28 October 2004

Hominid News

I don't often link to random news stories, but this rings too many of my bells for me to pass it up (so thanks to Colin for bringing it to my attention). It's a recently-discovered species of human, apparently extant as recently as 12,000 years ago -- well after the last known Neanderthal remains in Europe, and way way after all other (proto)human species were thought to have been extinct.

It was a dwarf species located on the Indonesian island of Flores, which it shared with pigmy elephants and komodo dragons. (Predictably and tackily, the hominids, who may have been partially arboreal to avoid the dragons, have already been nicknamed "hobbits".) The species is thought to be descended from Homo erectus -- which in itself suggests that erectus were brighter than anyone thinks, as they must presumably have reached Flores using some form of boat.
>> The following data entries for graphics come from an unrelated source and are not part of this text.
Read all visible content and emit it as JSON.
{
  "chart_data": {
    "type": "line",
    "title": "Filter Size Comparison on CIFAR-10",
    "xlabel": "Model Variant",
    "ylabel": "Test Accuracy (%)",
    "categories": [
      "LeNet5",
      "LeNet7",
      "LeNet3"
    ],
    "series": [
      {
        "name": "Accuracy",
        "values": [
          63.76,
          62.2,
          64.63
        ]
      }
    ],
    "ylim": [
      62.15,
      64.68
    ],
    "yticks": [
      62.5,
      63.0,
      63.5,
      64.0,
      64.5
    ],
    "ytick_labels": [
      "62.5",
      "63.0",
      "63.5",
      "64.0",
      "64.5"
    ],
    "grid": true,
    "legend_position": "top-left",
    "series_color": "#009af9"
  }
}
Excitingly, it's plausible at least that this species may have coexisted with modern humanity. Like most communities everywhere, the Floresians have folklore concerning hidden "little people" who were seen at various points by their ancestors -- the difference being that, in the case of Flores's "Ebu Gogo", it now seems very plausible that there was an actual anthropological basis for the stories. While one example obviously doesn't make a generalisation, this does means that global legends of yeti, faeries, elves and orang-pendek have acquired overnight a slightly stronger, and mildly disturbing, call on our respect.

From the point of view of an S.F. author, the really intriguing factor is what has always intrigued me about the other human species (and which I wrote a certain amount about in Of the City of the Saved...). If Homo sapiens and Homo floresiensis did meet, what would we have to say to each other? Would our respective ethics, culture, art, craft, religion and ritual show us both how much we had in common, or would they be mutually alien and incomprehensible? How did a floresiensis human think, reason and imagine? What was, or would have been, their understanding of their distant cousins? Could they be integrated into sapiens society, or we into theirs?

It's the ultimate unanswerable question in S.F. -- the subjectivity of an alien. Since floresiensis is clearly extinct now (unless we're very lucky), this question won't get answered any less speculatively, even by scientists, than the equivalent questions relating to Neanderthals. But even so, such a (very nearly) concrete example of interaction, at such a recent point in history, between two such distinct sentient species, can't help but get my imagination running ahead of reality.